“It will not be easy,” said the Commission’s president Ursula von der Leyen, recognising that some Member States are strongly dependent on Russian oil.
“But we simply have to work on it,” she continued. “This will be a complete import ban on all Russian oil, seaborne and pipeline, crude and refined. We will make sure that we phase out Russian oil in an orderly fashion, in a way that allows us and our partners to secure alternative supply routes and minimises the impact on global markets.”
“This is why we will phase out the Russian supply of crude oil within six months and refined products by the end of the year,” she explained. “Thus, we maximise pressure on Russia, while at the same time minimising collateral damage to us and our partners around the globe. Because to help Ukraine, our own economy has to remain strong.”
Independent energy research and business intelligence company Rystad Energy, warned that if the EU enacts an oil embargo on Russia, it could lead to increased volatility and rising crude prices.

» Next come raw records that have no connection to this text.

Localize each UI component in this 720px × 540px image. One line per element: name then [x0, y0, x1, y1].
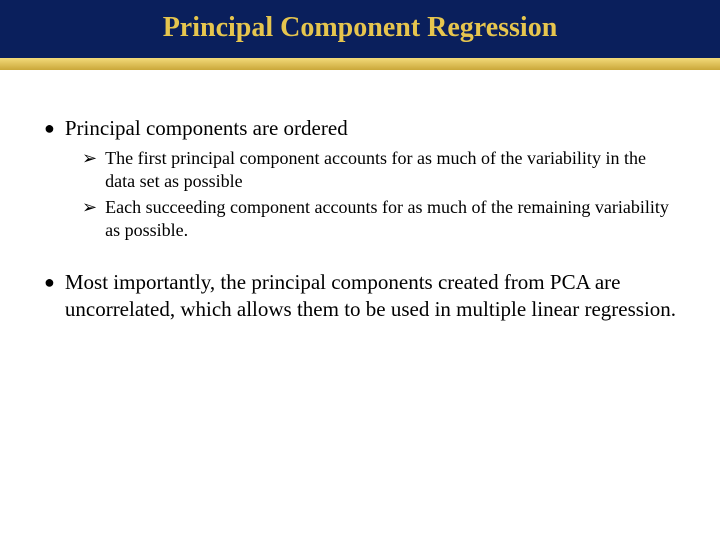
- bullet-disc-icon: ●: [44, 269, 55, 322]
- bullet-item-2: ● Most importantly, the principal compon…: [44, 269, 680, 322]
- content-area: ● Principal components are ordered ➢ The…: [44, 115, 680, 328]
- bullet-2-text: Most importantly, the principal componen…: [65, 269, 680, 322]
- title-band: Principal Component Regression: [0, 0, 720, 48]
- arrow-icon: ➢: [82, 196, 97, 241]
- slide: Principal Component Regression ● Princip…: [0, 0, 720, 540]
- bullet-disc-icon: ●: [44, 115, 55, 141]
- sub-bullet-1-text: The first principal component accounts f…: [105, 147, 680, 192]
- slide-title: Principal Component Regression: [163, 12, 558, 44]
- bullet-1-text: Principal components are ordered: [65, 115, 680, 141]
- accent-band-gold: [0, 58, 720, 70]
- sub-bullet-1: ➢ The first principal component accounts…: [82, 147, 680, 192]
- sub-bullet-2-text: Each succeeding component accounts for a…: [105, 196, 680, 241]
- bullet-1-subitems: ➢ The first principal component accounts…: [82, 147, 680, 241]
- arrow-icon: ➢: [82, 147, 97, 192]
- bullet-item-1: ● Principal components are ordered: [44, 115, 680, 141]
- sub-bullet-2: ➢ Each succeeding component accounts for…: [82, 196, 680, 241]
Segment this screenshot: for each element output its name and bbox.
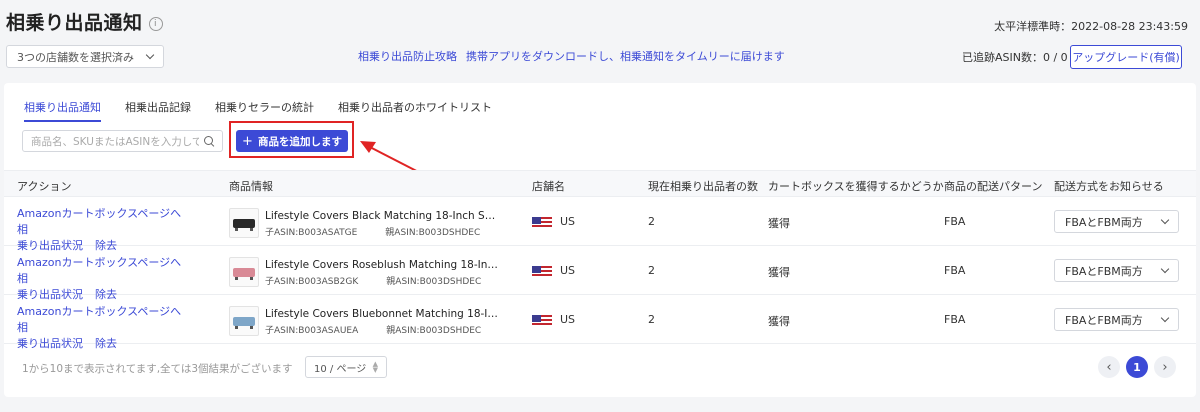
- seller-status-link-start[interactable]: 相: [17, 223, 28, 236]
- table-row: Amazonカートボックスページへ相 乗り出品状況 除去 Lifestyle Co…: [4, 197, 1196, 252]
- col-seller-count: 現在相乗り出品者の数: [648, 180, 758, 193]
- upgrade-button[interactable]: アップグレード(有償): [1070, 45, 1182, 69]
- store-name: US: [560, 264, 576, 277]
- page-title: 相乗り出品通知 i: [6, 8, 163, 35]
- product-name: Lifestyle Covers Bluebonnet Matching 18-…: [265, 308, 500, 320]
- seller-status-link-start[interactable]: 相: [17, 272, 28, 285]
- timezone-clock: 太平洋標準時：2022-08-28 23:43:59: [994, 20, 1188, 33]
- seller-status-link[interactable]: 乗り出品状況: [17, 337, 83, 350]
- product-asins: 子ASIN:B003ASAUEA 親ASIN:B003DSHDEC: [265, 323, 509, 336]
- shipping-method-select[interactable]: FBAとFBM両方: [1054, 308, 1179, 331]
- shipping-method-select[interactable]: FBAとFBM両方: [1054, 210, 1179, 233]
- next-page-button[interactable]: ›: [1154, 356, 1176, 378]
- shipping-pattern: FBA: [944, 264, 966, 277]
- table-row: Amazonカートボックスページへ相 乗り出品状況 除去 Lifestyle Co…: [4, 295, 1196, 350]
- tab-whitelist[interactable]: 相乗り出品者のホワイトリスト: [338, 95, 492, 122]
- shipping-method-value: FBAとFBM両方: [1065, 215, 1143, 229]
- shipping-method-select[interactable]: FBAとFBM両方: [1054, 259, 1179, 282]
- col-action: アクション: [17, 180, 72, 193]
- tab-notification[interactable]: 相乗り出品通知: [24, 95, 101, 122]
- plus-icon: +: [242, 133, 253, 149]
- child-asin: 子ASIN:B003ASB2GK: [265, 277, 359, 287]
- shipping-method-value: FBAとFBM両方: [1065, 313, 1143, 327]
- page-1-button[interactable]: 1: [1126, 356, 1148, 378]
- add-product-button[interactable]: + 商品を追加します: [236, 130, 348, 152]
- child-asin: 子ASIN:B003ASAUEA: [265, 326, 359, 336]
- info-icon[interactable]: i: [148, 17, 163, 31]
- product-asins: 子ASIN:B003ASB2GK 親ASIN:B003DSHDEC: [265, 274, 509, 287]
- store-name: US: [560, 313, 576, 326]
- search-input[interactable]: 商品名、SKUまたはASINを入力してください: [22, 130, 223, 152]
- col-shipping-method: 配送方式をお知らせる: [1054, 180, 1164, 193]
- col-buybox: カートボックスを獲得するかどうか: [768, 180, 944, 193]
- product-name: Lifestyle Covers Black Matching 18-Inch …: [265, 210, 500, 222]
- buybox-status: 獲得: [768, 266, 790, 279]
- search-placeholder: 商品名、SKUまたはASINを入力してください: [31, 135, 199, 148]
- parent-asin: 親ASIN:B003DSHDEC: [385, 228, 481, 238]
- table-row: Amazonカートボックスページへ相 乗り出品状況 除去 Lifestyle Co…: [4, 246, 1196, 301]
- us-flag-icon: [532, 217, 552, 229]
- col-product-info: 商品情報: [229, 180, 273, 193]
- tab-records[interactable]: 相乗出品記録: [125, 95, 191, 122]
- search-icon[interactable]: [204, 136, 214, 146]
- product-thumbnail: [229, 257, 259, 287]
- shipping-method-value: FBAとFBM両方: [1065, 264, 1143, 278]
- buybox-page-link[interactable]: Amazonカートボックスページへ: [17, 207, 181, 220]
- col-store: 店舗名: [532, 180, 565, 193]
- page-size-value: 10 / ページ: [314, 363, 367, 375]
- table-header: アクション 商品情報 店舗名 現在相乗り出品者の数 カートボックスを獲得するかど…: [4, 170, 1196, 197]
- parent-asin: 親ASIN:B003DSHDEC: [386, 277, 482, 287]
- shipping-pattern: FBA: [944, 313, 966, 326]
- product-asins: 子ASIN:B003ASATGE 親ASIN:B003DSHDEC: [265, 225, 508, 238]
- app-download-link[interactable]: 携帯アプリをダウンロードし、相乗通知をタイムリーに届けます: [466, 48, 785, 64]
- child-asin: 子ASIN:B003ASATGE: [265, 228, 358, 238]
- sofa-image-icon: [233, 267, 255, 280]
- remove-link[interactable]: 除去: [95, 337, 117, 350]
- prevention-guide-link[interactable]: 相乗り出品防止攻略: [358, 48, 457, 64]
- pagination-summary: 1から10まで表示されてます,全ては3個結果がございます: [22, 363, 293, 375]
- page-size-select[interactable]: 10 / ページ ▲ ▼: [305, 356, 387, 378]
- product-thumbnail: [229, 306, 259, 336]
- col-shipping-pattern: 商品の配送パターン: [944, 180, 1043, 193]
- chevron-down-icon: [145, 50, 155, 59]
- row-actions: Amazonカートボックスページへ相 乗り出品状況 除去: [17, 304, 207, 352]
- us-flag-icon: [532, 266, 552, 278]
- store-select-value: 3つの店舗数を選択済み: [17, 50, 134, 64]
- shipping-pattern: FBA: [944, 215, 966, 228]
- chevron-down-icon: [1160, 215, 1170, 224]
- product-name: Lifestyle Covers Roseblush Matching 18-I…: [265, 259, 500, 271]
- store-select[interactable]: 3つの店舗数を選択済み: [6, 45, 164, 68]
- buybox-page-link[interactable]: Amazonカートボックスページへ: [17, 256, 181, 269]
- chevron-down-icon: [1160, 313, 1170, 322]
- buybox-page-link[interactable]: Amazonカートボックスページへ: [17, 305, 181, 318]
- chevron-down-icon: [1160, 264, 1170, 273]
- main-card: 相乗り出品通知 相乗出品記録 相乗りセラーの統計 相乗り出品者のホワイトリスト …: [4, 83, 1196, 397]
- sofa-image-icon: [233, 316, 255, 329]
- tab-bar: 相乗り出品通知 相乗出品記録 相乗りセラーの統計 相乗り出品者のホワイトリスト: [24, 95, 516, 122]
- seller-count: 2: [648, 264, 655, 277]
- add-product-label: 商品を追加します: [257, 135, 342, 148]
- buybox-status: 獲得: [768, 217, 790, 230]
- buybox-status: 獲得: [768, 315, 790, 328]
- page-title-text: 相乗り出品通知: [6, 12, 143, 34]
- seller-count: 2: [648, 313, 655, 326]
- parent-asin: 親ASIN:B003DSHDEC: [386, 326, 482, 336]
- seller-status-link-start[interactable]: 相: [17, 321, 28, 334]
- prev-page-button[interactable]: ‹: [1098, 356, 1120, 378]
- tracked-asin-count: 已追跡ASIN数：0 / 0: [962, 51, 1068, 64]
- product-thumbnail: [229, 208, 259, 238]
- store-name: US: [560, 215, 576, 228]
- us-flag-icon: [532, 315, 552, 327]
- sort-updown-icon: ▲ ▼: [372, 360, 378, 374]
- sofa-image-icon: [233, 218, 255, 231]
- seller-count: 2: [648, 215, 655, 228]
- tab-seller-stats[interactable]: 相乗りセラーの統計: [215, 95, 314, 122]
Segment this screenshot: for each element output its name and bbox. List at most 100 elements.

“As the EU appears to be moving towards a gradual phase-out of oil imports from Russia, crude prices are rising today,” noted the head of oil markets research, Bjørnar Tonhaugen. “However, the long-term market reaction may be relatively muted, especially if the final embargo law is less severe and wide-ranging than the initial proposal due to the EU’s unanimity rules.”
While the proposal needs yet to be approved by the EU Parliament, Mr Tonhaugen draws the attention to fact that Member States with limited options for replacing the Russian oil supply in the short-term, such as Hungary and Slovakia, might allegedly get an extra year to cut their imports.
“Following a period of lower oil prices, due to COVID-related demand downside in China and the mega-SPR release by the US and IEA in early April, higher prices could be around the corner,” he warned. “The oil market has not fully priced in the potential of an EU oil embargo, so higher crude prices are to be expected in the summer months if it’s voted into law.”
However, he also reminded us that since unanimity is required within the EU, a heavily watered-down version of the initial proposal is more likely, especially given the current stance of Hungary.